Twice the circumference of the semicircle will be equal to circumference of a circle. The circumference of the circle with diameter equal to the breadth of the rectangle\[\left( 40\text{ m} \right)\]is as follows:
\[\begin{align}
& C=\pi d \\
& =40\pi \text{ m}
\end{align}\]
\[\begin{align}
& \text{Perimeter}=C+80+80 \\
& =\left( 40\pi +160 \right)m \\
& =285.6\text{m}
\end{align}\]
The area of the figure will be the sum of the areas of the rectangle and the two semicircles. The areas of two semicircles will be equal to the area of one circle with diameter equal to \[40\text{m}\](radius will be\[20\text{m}\]).
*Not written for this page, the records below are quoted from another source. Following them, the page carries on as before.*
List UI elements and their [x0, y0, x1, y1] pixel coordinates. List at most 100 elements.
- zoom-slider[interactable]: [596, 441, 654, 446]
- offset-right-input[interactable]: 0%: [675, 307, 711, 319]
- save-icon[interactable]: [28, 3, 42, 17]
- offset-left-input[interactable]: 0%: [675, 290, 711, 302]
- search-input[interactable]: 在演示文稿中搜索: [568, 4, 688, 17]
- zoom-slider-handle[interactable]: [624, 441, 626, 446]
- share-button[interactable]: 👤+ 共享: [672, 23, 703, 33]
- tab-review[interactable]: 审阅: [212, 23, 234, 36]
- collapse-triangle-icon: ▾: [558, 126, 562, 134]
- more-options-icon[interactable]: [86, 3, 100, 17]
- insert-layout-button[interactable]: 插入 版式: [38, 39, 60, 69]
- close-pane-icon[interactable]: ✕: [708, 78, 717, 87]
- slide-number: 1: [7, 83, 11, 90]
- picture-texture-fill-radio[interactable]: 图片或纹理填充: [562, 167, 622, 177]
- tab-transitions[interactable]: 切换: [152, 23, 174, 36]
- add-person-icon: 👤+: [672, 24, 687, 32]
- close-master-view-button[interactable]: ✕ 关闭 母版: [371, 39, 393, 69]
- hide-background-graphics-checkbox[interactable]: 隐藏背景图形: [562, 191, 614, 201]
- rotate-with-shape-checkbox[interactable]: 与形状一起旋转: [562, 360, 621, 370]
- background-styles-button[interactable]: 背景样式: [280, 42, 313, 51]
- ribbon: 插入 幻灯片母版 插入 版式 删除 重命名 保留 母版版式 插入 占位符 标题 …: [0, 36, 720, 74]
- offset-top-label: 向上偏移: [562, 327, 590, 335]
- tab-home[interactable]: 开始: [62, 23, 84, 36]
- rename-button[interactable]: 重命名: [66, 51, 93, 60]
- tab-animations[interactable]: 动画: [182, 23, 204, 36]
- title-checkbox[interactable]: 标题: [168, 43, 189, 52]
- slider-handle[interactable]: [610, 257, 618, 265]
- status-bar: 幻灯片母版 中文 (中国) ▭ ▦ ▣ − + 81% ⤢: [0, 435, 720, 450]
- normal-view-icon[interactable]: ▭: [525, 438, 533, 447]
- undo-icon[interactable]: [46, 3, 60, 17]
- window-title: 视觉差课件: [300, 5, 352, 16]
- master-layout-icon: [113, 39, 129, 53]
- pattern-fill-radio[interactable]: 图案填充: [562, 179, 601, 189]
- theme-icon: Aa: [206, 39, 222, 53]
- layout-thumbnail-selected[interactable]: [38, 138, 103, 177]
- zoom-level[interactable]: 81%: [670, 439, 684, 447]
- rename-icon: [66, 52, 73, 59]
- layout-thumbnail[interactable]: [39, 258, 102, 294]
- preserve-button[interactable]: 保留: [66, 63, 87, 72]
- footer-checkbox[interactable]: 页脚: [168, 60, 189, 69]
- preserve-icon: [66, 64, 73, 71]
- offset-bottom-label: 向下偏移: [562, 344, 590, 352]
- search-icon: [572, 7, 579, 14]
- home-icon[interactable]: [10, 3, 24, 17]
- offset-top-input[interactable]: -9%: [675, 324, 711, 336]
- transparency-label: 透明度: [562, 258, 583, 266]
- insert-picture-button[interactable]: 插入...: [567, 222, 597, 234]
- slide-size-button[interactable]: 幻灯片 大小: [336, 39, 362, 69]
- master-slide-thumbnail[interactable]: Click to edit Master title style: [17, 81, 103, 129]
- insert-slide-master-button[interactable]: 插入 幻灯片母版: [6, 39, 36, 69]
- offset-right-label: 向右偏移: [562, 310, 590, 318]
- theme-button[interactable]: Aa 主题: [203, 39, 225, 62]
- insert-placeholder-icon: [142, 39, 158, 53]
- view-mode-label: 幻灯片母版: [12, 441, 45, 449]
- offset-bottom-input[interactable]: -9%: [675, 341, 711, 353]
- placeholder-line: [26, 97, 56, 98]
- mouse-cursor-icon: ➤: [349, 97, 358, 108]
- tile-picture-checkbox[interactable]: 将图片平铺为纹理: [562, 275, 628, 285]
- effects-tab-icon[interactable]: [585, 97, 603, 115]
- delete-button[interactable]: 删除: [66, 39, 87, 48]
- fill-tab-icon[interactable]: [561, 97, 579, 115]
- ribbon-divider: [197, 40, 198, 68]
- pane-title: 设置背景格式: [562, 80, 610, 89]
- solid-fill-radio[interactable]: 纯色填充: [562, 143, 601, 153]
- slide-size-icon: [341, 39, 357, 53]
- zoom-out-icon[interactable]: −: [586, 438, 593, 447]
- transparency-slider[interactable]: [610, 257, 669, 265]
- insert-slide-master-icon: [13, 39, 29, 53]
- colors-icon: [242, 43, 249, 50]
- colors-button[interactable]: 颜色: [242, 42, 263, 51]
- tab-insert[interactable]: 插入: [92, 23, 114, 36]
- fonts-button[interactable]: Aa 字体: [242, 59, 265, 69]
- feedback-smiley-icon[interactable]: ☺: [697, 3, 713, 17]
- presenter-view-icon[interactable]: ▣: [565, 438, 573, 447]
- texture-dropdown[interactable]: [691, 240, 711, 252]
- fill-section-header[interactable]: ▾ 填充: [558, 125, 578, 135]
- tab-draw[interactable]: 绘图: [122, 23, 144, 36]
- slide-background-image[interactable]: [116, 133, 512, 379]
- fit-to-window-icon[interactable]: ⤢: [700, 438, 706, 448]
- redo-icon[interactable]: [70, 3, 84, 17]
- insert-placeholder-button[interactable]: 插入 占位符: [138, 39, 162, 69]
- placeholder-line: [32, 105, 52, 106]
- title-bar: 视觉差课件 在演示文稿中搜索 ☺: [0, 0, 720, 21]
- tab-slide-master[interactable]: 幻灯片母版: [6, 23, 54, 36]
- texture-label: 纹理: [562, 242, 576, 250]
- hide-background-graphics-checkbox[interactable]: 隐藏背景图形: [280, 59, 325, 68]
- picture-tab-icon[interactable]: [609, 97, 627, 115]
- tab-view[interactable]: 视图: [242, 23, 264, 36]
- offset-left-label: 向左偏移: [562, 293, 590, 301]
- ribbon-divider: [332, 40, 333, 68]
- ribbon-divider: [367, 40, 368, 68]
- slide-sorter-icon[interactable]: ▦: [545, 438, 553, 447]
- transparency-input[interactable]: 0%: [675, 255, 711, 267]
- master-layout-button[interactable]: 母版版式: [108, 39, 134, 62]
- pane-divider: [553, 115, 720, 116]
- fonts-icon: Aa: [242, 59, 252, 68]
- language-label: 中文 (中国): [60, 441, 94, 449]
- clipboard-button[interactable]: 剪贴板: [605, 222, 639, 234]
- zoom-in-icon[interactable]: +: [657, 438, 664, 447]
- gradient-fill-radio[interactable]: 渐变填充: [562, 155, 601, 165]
Compute the area of the circle as follows:
\[\begin{align}
& {{A}_{1}}=\pi {{r}^{2}} \\
& =\text{400}\pi {{\text{m}}^{2}}
\end{align}\]
The area of the rectangle will be as follows:
\[\begin{align}
& {{A}_{2}}=lb \\
& =80\text{ m}\times 40\text{ m} \\
& =3200\text{ }{{\text{m}}^{2}}
\end{align}\]
The total area will be the sum of these two areas:
\[\begin{align}
& A={{A}_{1}}+{{A}_{2}} \\
& =\left( 400\pi +3200 \right){{m}^{2}} \\
& =4456\text{ }{{\text{m}}^{2}}
\end{align}\]
Hence, the perimeter of the figure is \[285.6\text{m}\] and the area is\[4456{{\text{m}}^{2}}\].